Constituent Elements

Frequently Asked Questions

What is the molar mass of calcium chloride?
Anhydrous CaCl2 is 110.978 g/mol: calcium at 40.078 and two chlorines at 35.45 each. Watch the hydration state when you weigh — most reagent bottles are actually CaCl2·2H2O (147.01) or CaCl2·6H2O (219.08). Using the anhydrous mass with hydrate crystals will give you a low-concentration solution every time.
Why is calcium chloride better than sodium chloride for de-icing?

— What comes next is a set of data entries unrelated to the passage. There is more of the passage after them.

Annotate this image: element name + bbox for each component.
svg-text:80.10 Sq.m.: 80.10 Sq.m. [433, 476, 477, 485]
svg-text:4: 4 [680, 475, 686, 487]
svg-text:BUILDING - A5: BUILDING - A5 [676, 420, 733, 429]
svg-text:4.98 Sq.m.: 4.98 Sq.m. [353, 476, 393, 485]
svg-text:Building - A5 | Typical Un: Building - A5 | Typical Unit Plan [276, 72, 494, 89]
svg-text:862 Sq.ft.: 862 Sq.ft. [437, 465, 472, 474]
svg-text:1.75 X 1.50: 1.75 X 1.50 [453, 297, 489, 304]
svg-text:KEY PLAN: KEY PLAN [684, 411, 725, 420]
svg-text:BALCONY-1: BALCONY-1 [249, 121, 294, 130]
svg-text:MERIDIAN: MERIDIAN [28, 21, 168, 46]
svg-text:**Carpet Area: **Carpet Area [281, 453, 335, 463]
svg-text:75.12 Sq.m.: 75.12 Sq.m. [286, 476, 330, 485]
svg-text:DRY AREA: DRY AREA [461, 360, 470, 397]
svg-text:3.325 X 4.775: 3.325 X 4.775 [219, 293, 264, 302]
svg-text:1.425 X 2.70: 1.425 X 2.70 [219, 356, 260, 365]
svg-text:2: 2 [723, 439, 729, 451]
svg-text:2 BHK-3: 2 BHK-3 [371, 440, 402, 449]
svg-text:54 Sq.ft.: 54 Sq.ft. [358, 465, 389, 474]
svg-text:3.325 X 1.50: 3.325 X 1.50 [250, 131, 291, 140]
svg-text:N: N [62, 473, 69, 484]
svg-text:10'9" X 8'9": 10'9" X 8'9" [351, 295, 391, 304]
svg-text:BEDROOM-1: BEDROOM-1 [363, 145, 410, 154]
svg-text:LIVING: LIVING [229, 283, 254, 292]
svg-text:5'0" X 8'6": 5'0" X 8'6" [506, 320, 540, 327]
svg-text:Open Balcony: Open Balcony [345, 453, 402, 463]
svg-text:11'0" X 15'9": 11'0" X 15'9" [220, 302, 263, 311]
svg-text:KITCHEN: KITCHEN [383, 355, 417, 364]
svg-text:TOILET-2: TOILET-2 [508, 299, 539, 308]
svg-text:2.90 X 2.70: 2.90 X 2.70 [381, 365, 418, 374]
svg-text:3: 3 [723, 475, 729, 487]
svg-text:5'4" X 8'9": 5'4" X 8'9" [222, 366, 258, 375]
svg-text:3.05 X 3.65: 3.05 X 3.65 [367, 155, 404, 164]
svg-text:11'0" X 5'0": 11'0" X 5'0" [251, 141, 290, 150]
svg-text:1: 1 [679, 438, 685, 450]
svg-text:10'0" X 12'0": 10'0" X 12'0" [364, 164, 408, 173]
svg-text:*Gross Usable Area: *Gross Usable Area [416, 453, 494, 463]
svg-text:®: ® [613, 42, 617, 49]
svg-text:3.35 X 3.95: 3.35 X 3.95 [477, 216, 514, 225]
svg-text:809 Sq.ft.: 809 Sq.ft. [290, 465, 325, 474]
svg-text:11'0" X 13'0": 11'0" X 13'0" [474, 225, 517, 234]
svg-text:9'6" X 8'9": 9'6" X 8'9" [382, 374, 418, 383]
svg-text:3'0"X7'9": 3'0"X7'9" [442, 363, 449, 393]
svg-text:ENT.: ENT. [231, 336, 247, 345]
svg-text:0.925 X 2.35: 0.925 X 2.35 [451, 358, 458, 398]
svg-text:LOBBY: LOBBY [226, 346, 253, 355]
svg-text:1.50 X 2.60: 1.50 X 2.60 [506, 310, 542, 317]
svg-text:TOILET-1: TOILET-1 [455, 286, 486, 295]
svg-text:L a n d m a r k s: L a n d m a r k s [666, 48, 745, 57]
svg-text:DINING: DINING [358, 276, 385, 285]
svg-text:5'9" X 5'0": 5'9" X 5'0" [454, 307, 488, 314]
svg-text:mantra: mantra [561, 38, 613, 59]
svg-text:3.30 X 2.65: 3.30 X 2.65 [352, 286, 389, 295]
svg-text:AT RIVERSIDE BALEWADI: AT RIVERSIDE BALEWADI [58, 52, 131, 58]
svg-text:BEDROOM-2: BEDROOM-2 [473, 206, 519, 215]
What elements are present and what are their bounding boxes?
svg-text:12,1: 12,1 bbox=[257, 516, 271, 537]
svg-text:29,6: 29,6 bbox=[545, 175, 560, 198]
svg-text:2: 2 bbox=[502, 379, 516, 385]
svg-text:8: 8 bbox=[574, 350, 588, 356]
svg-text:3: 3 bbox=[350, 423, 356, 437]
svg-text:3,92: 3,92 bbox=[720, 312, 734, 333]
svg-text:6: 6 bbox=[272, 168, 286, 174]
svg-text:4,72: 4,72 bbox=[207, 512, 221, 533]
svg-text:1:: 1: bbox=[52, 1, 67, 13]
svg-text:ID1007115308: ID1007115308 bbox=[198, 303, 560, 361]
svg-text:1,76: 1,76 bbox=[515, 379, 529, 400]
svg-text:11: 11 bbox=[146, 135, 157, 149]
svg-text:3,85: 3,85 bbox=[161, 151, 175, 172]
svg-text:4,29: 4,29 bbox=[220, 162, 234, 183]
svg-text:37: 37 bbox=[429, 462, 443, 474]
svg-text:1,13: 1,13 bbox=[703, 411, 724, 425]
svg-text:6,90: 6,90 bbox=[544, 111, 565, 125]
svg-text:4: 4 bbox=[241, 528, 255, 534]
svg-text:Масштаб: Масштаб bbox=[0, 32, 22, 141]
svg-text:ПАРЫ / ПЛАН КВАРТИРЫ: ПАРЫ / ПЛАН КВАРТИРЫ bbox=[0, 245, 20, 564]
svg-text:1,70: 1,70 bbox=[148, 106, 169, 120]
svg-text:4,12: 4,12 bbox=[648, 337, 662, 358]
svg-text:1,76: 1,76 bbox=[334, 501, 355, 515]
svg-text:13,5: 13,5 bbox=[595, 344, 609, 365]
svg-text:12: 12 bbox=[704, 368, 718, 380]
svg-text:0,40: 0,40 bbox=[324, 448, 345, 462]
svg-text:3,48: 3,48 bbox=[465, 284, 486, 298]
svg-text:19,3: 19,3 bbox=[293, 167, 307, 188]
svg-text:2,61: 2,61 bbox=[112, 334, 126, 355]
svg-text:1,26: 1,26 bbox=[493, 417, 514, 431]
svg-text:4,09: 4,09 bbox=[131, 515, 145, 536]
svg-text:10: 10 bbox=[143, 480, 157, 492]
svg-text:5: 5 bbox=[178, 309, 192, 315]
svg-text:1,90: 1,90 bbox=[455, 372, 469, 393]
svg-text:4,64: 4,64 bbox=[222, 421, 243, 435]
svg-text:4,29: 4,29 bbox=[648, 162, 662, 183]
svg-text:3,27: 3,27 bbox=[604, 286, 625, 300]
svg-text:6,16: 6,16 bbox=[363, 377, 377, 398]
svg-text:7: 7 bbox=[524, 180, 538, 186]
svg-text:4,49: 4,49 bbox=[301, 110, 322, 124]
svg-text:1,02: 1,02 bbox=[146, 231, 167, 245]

Two reasons, both thermodynamic. CaCl2 dissolves into three ions per formula unit instead of two, depressing the freezing point further (eutectic at −51 °C vs −21 °C for NaCl), and its dissolution releases about 82 kJ/mol of heat, which actively melts ice rather than just lowering its freezing point. The practical cutoff is around −10 °C — below that, NaCl barely works and CaCl2 takes over.
Is calcium chloride safe in food?
Yes, food-grade CaCl2 is approved as E509 in the EU and GRAS in the US. The acceptable daily intake is generous — typical exposures from canned tomatoes, cheese, or sports drinks are well under 100 mg per serving. The salty-bitter taste limits how much manufacturers can add anyway. The one place to be careful is concentrated brine on cuts: it stings and dehydrates the wound.